Newly proposed Republicans’ bill includes, among many changes, a stipulation which would modify the Johnson Amendment. The Johnson Amendment, a 63-year-old tax law, prohibits churches and other tax-exempt organizations from endorsing or opposing political candidates. As Washington Post reports, the Republicans’ bill would make it legal for ministers and other religious leaders to endorse candidates from the pulpit but stops short of allowing other political participation such as financial contributions from churches to campaigns.
According to the tax reform legislation which was unveiled on Thursday, churches won’t lose their tax-exempt status “solely because of the content of any homily, sermon, teaching, dialectic, or other presentation made during religious services or gatherings.” That formulation of the law makes members of the clergy who endorse candidates from the pulpit legally protected. The stipulation applies only to religious institutions and not to other tax-exempt nonprofits which means that the Johnson Amendment isn’t completely destroyed. Only Congress has the power to officially repeal the amendment.
Without the Johnson Amendment, donors could give their money to churches, which could then give it to political candidates. It could make political donations effectively tax-exempt and bypassing the laws on campaign donation disclosures.
President Donald Trump often touted his opposition to the Johnson Amendment when speaking to evangelical pastors during his presidential campaign, and at the National Prayer Breakfast soon after his inauguration, he said he would “totally destroy” the 1954 provision.
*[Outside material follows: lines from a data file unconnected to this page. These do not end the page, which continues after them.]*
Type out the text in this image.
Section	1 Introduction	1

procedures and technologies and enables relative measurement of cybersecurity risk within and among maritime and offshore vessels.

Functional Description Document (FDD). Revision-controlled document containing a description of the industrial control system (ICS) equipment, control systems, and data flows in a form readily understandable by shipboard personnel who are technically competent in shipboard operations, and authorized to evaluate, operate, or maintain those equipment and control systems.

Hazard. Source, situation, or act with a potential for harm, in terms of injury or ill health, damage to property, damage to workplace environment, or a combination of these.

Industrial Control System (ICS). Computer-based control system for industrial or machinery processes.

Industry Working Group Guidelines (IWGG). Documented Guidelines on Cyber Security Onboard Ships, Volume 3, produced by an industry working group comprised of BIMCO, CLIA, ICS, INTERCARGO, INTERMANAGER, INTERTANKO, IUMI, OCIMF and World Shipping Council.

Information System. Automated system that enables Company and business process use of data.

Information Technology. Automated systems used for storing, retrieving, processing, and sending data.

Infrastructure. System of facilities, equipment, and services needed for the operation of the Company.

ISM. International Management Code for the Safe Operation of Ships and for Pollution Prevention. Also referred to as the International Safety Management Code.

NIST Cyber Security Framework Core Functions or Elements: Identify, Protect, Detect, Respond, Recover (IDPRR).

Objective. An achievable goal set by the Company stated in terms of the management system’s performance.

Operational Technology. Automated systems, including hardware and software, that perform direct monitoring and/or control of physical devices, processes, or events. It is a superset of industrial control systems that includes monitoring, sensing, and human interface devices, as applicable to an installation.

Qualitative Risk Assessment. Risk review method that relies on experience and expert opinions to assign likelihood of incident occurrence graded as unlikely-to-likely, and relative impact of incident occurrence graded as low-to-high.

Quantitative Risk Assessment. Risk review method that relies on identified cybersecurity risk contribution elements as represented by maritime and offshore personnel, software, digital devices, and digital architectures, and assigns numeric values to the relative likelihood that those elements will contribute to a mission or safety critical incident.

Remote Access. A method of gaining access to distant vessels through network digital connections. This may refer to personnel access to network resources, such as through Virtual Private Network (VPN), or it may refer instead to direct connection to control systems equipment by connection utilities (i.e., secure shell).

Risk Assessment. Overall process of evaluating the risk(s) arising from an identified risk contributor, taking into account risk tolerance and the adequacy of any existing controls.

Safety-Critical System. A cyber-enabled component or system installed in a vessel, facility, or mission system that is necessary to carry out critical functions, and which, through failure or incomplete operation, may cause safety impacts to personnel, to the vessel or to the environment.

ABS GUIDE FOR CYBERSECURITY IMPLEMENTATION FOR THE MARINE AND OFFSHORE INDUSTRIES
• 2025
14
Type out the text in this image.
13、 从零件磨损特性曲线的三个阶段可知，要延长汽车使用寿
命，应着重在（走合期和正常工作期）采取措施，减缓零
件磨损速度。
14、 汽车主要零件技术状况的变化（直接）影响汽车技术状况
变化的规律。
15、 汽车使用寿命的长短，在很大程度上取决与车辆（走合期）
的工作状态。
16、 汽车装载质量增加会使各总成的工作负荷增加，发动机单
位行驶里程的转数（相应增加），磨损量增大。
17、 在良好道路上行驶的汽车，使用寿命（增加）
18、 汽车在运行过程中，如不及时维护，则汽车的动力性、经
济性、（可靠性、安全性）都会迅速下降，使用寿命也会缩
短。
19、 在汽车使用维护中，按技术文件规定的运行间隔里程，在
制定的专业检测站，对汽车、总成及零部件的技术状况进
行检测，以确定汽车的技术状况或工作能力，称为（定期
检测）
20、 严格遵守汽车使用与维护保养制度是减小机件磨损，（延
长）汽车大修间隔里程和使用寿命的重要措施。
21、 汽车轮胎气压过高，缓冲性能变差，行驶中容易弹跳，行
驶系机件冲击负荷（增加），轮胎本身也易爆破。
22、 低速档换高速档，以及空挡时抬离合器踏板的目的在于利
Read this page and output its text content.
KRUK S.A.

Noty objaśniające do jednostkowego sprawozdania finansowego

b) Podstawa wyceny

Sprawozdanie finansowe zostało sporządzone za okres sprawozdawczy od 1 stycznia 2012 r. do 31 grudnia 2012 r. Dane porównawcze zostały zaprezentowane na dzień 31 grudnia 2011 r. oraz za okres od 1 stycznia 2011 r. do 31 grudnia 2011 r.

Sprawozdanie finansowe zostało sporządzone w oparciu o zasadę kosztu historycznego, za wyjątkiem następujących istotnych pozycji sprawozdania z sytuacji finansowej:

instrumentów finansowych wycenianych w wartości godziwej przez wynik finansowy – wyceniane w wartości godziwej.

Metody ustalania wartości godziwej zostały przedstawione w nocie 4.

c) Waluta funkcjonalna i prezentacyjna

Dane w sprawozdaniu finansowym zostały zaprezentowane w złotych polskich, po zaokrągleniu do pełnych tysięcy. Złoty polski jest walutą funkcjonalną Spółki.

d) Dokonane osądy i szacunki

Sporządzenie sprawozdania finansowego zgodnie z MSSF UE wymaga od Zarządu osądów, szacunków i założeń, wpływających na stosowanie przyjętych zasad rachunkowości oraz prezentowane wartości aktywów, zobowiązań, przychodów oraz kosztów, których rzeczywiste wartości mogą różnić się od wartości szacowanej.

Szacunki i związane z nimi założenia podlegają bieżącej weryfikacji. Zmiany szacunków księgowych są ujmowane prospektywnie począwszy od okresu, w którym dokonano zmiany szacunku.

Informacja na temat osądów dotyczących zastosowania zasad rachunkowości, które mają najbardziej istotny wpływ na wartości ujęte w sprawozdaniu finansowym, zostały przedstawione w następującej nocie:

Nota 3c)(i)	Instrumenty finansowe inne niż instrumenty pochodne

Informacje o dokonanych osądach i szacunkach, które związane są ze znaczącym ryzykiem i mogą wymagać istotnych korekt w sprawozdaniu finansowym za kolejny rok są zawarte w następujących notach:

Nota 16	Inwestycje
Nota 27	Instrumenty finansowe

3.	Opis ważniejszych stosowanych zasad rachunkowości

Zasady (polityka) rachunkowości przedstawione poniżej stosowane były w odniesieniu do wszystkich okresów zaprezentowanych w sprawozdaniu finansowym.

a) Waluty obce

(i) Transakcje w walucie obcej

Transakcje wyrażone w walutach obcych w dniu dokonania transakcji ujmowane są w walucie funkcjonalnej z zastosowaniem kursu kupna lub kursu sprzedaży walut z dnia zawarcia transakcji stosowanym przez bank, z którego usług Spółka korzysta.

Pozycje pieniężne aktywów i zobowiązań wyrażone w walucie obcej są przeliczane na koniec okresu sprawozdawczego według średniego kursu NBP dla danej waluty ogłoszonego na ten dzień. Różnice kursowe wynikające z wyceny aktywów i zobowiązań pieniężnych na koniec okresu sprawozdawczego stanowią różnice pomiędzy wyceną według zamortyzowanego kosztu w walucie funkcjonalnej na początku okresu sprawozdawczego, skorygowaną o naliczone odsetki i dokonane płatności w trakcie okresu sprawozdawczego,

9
He issued an executive order in May, surrounded by religious leaders he invited to the Rose Garden, in which he directed the IRS not to penalize clergy for political speech.
Larry T. Decker, executive director of the Secular Coalition for America, said in a statement: “Religious nonprofits are already exempt from taxes and financial transparency. The repeal of the Johnson Amendment would bestow churches with unprecedented power and exempt them from all accountability to the taxpayers and the parishioners who fill their coffers.”
Maggie Garrett, legislative director of Americans United for the Separation of Church and State, also warned that the legislation is bad for taxpayers and also for churches. “This is bad policy,” Garrett said in a statement. “It’s bad for churches, and it’s bad for American taxpayers who will potentially see their money going to support partisan political operations being run out of church basements.”
A Pew Research Center survey from 2016 showed that a strong majority of Americans didn’t think churches should endorse specific political candidates (66 percent). Also, the situation is similar across many religious groups. Only 33 percent of Protestants, 28 percent of Catholics, and 26 percent of the religiously unaffiliated think churches should endorse candidates during elections.